Duas críticas, uma à direita e outra à esquerda, depois de um longo período em que ficaram abafadas pelo sucesso do capitalismo de massas, merecem ser reavaliadas. A primeira, à direita, a da chamada Escola Austríaca, é quanto ao risco do aumento crônico da intermediação do Estado na economia. Um de seus expoentes, Hayek, tem sido recentemente contraposto a Keynes na questão das políticas anticíclicas, mas esta não me parece sua contribuição relevante. É no seu papel de defensor do mercado, como insuperável transmissor de informação e estimulador da criatividade, que se pode encontrar a mais coerente e fundamentada análise dos riscos econômicos e sociais do aumento do papel do Estado.
A crítica à esquerda é quanto ao risco do consumismo. A tese da alienação consumista permeia a crítica cultural do capitalismo de massas, desde a Escola de Frankfurt, até os novos teóricos da sociedade do espetáculo.
Já há, neste curto período desde a crise de 2008, sinais de que a crítica cultural ao capitalismo será retomada. Dois livros recém-lançados questionam o capitalismo como uma troca faustiana – “How Much is Enough”, de Robert e Edward Skidelsky, e “What Money Can’t Buy”, de Michael Sandel. Ao transformar todas as esferas da vida numa questão de cálculo financeiro, ganhamos capacidade de criar riqueza, mas, em contrapartida, nos tornamos insaciáveis. A busca desenfreada por crescimento econômico, por mais consumo material, nos levou a esquecer de por que queremos mais. Mais consumo material tornou-se um objetivo em si mesmo. Sandel sustenta que a comercialização de algumas esferas da vida corrompe seu significado. Ecos da crítica marxista à “commoditização” e à alienação capitalista. Robert e Edwar Skidelsky sustentam que o capitalismo moderno levou ao esquecimento do que o mundo clássico definiu como “The Good Life”.
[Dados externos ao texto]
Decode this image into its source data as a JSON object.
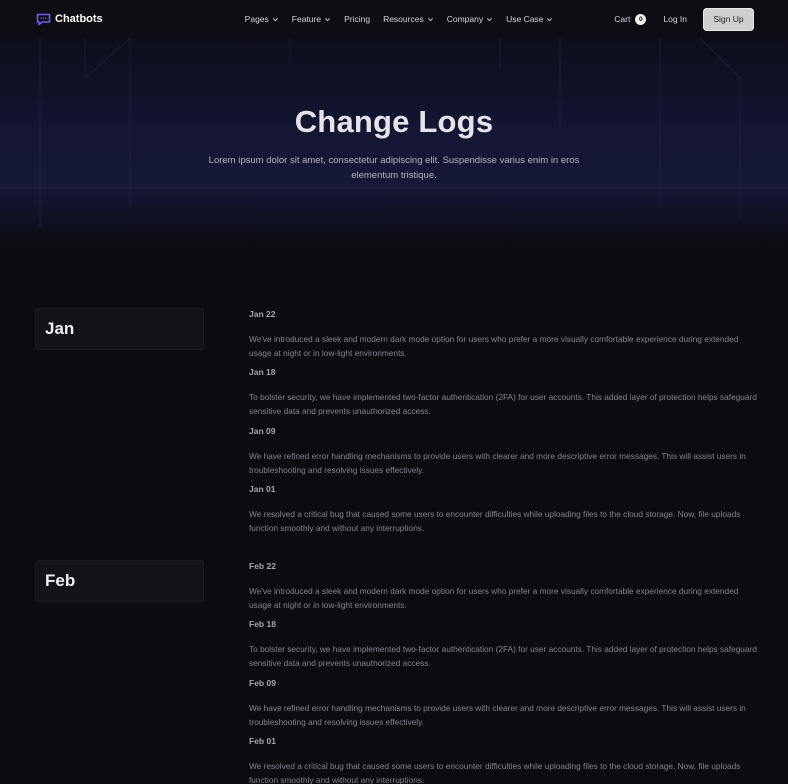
{
  "nav": {
    "brand": "Chatbots",
    "menu": [
      {
        "label": "Pages",
        "dropdown": true
      },
      {
        "label": "Feature",
        "dropdown": true
      },
      {
        "label": "Pricing",
        "dropdown": false
      },
      {
        "label": "Resources",
        "dropdown": true
      },
      {
        "label": "Company",
        "dropdown": true
      },
      {
        "label": "Use Case",
        "dropdown": true
      }
    ],
    "cart_label": "Cart",
    "cart_count": "0",
    "login": "Log In",
    "signup": "Sign Up"
  },
  "hero": {
    "title": "Change Logs",
    "subtitle": "Lorem ipsum dolor sit amet, consectetur adipiscing elit. Suspendisse varius enim in eros elementum tristique."
  },
  "months": [
    {
      "name": "Jan",
      "entries": [
        {
          "date": "Jan 22",
          "text": "We've introduced a sleek and modern dark mode option for users who prefer a more visually comfortable experience during extended usage at night or in low-light environments."
        },
        {
          "date": "Jan 18",
          "text": "To bolster security, we have implemented two-factor authentication (2FA) for user accounts. This added layer of protection helps safeguard sensitive data and prevents unauthorized access."
        },
        {
          "date": "Jan 09",
          "text": "We have refined error handling mechanisms to provide users with clearer and more descriptive error messages. This will assist users in troubleshooting and resolving issues effectively."
        },
        {
          "date": "Jan 01",
          "text": "We resolved a critical bug that caused some users to encounter difficulties while uploading files to the cloud storage. Now, file uploads function smoothly and without any interruptions."
        }
      ]
    },
    {
      "name": "Feb",
      "entries": [
        {
          "date": "Feb 22",
          "text": "We've introduced a sleek and modern dark mode option for users who prefer a more visually comfortable experience during extended usage at night or in low-light environments."
        },
        {
          "date": "Feb 18",
          "text": "To bolster security, we have implemented two-factor authentication (2FA) for user accounts. This added layer of protection helps safeguard sensitive data and prevents unauthorized access."
        },
        {
          "date": "Feb 09",
          "text": "We have refined error handling mechanisms to provide users with clearer and more descriptive error messages. This will assist users in troubleshooting and resolving issues effectively."
        },
        {
          "date": "Feb 01",
          "text": "We resolved a critical bug that caused some users to encounter difficulties while uploading files to the cloud storage. Now, file uploads function smoothly and without any interruptions."
        }
      ]
    }
  ],
  "colors": {
    "background": "#0b0b10",
    "hero_glow": "#161838",
    "brand_icon": "#6b5cff",
    "signup_bg": "#cfcfd1"
  },
  "icons": {
    "brand": "chat-bubble-icon",
    "dropdown": "chevron-down-icon"
  }
}
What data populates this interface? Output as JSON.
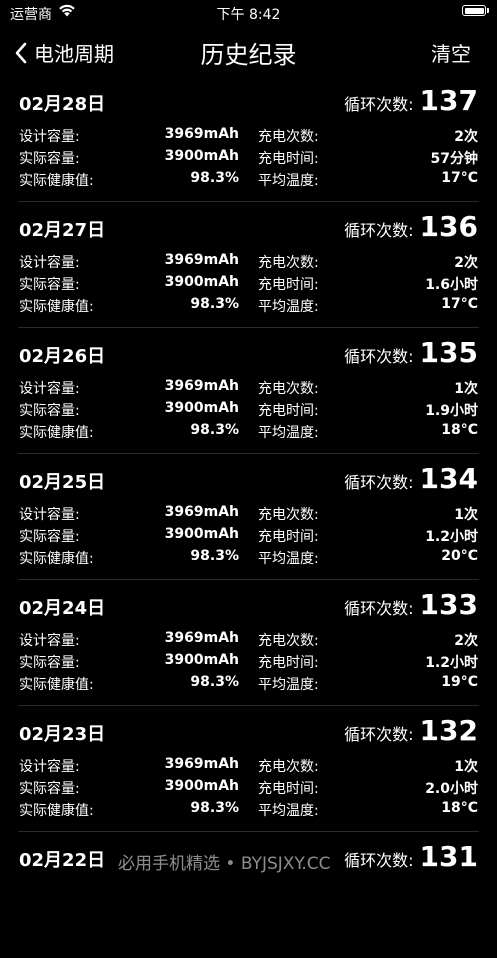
{
  "status_bar": {
    "carrier": "运营商",
    "time": "下午 8:42"
  },
  "nav": {
    "back_label": "电池周期",
    "title": "历史纪录",
    "right_label": "清空"
  },
  "labels": {
    "design_capacity": "设计容量:",
    "actual_capacity": "实际容量:",
    "health": "实际健康值:",
    "charge_count": "充电次数:",
    "charge_time": "充电时间:",
    "avg_temp": "平均温度:",
    "cycle_count": "循环次数:"
  },
  "records": [
    {
      "date": "02月28日",
      "cycle": "137",
      "design": "3969mAh",
      "actual": "3900mAh",
      "health": "98.3%",
      "count": "2次",
      "time": "57分钟",
      "temp": "17°C"
    },
    {
      "date": "02月27日",
      "cycle": "136",
      "design": "3969mAh",
      "actual": "3900mAh",
      "health": "98.3%",
      "count": "2次",
      "time": "1.6小时",
      "temp": "17°C"
    },
    {
      "date": "02月26日",
      "cycle": "135",
      "design": "3969mAh",
      "actual": "3900mAh",
      "health": "98.3%",
      "count": "1次",
      "time": "1.9小时",
      "temp": "18°C"
    },
    {
      "date": "02月25日",
      "cycle": "134",
      "design": "3969mAh",
      "actual": "3900mAh",
      "health": "98.3%",
      "count": "1次",
      "time": "1.2小时",
      "temp": "20°C"
    },
    {
      "date": "02月24日",
      "cycle": "133",
      "design": "3969mAh",
      "actual": "3900mAh",
      "health": "98.3%",
      "count": "2次",
      "time": "1.2小时",
      "temp": "19°C"
    },
    {
      "date": "02月23日",
      "cycle": "132",
      "design": "3969mAh",
      "actual": "3900mAh",
      "health": "98.3%",
      "count": "1次",
      "time": "2.0小时",
      "temp": "18°C"
    },
    {
      "date": "02月22日",
      "cycle": "131"
    }
  ],
  "watermark": "必用手机精选 • BYJSJXY.CC",
  "icons": {
    "wifi": "wifi-icon",
    "battery": "battery-icon",
    "back": "chevron-left-icon"
  }
}
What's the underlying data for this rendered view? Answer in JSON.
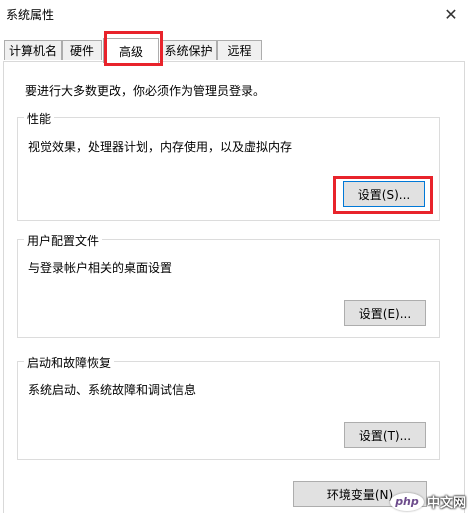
{
  "window": {
    "title": "系统属性",
    "close_glyph": "✕"
  },
  "tabs": [
    {
      "label": "计算机名"
    },
    {
      "label": "硬件"
    },
    {
      "label": "高级"
    },
    {
      "label": "系统保护"
    },
    {
      "label": "远程"
    }
  ],
  "notice": "要进行大多数更改，你必须作为管理员登录。",
  "performance": {
    "title": "性能",
    "description": "视觉效果，处理器计划，内存使用，以及虚拟内存",
    "button": "设置(S)..."
  },
  "user_profiles": {
    "title": "用户配置文件",
    "description": "与登录帐户相关的桌面设置",
    "button": "设置(E)..."
  },
  "startup_recovery": {
    "title": "启动和故障恢复",
    "description": "系统启动、系统故障和调试信息",
    "button": "设置(T)..."
  },
  "env_button": "环境变量(N)",
  "watermark": {
    "logo": "php",
    "text": "中文网"
  },
  "colors": {
    "highlight": "#e8232b",
    "focus": "#0078d7"
  }
}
Será preciso superar o fosso profundo do preconceito ideológico – enraizado por um século de debate rancoroso – para encontrar a síntese dessas duas vertentes críticas e encontrar respostas para o que me parecem as duas grandes questões de nosso tempo. Primeiro, como reduzir a disparidade dos padrões de vida, sem continuar a aumentar a intermediação do Estado e restringir as liberdades individuais. Segundo, como reverter o consumismo, a insaciabilidade material, sem reduzir a percepção de bem-estar. São grandes desafios, sem dúvida. A competição capitalista parece-me imprescindível para que seja possível encontrar as respostas aos problemas criados pelo seu sucesso. Só a pluralidade das ideias, que foi capaz de desmistificar todo tipo de autoritarismo, seja o religioso, o fundamentalista ou o ideológico, e criar a cultura da automomia do indivíduo, será capaz de fazer a revisão cultural que as circunstâncias exigem, sem sacrificar as conquistas do Iluminismo.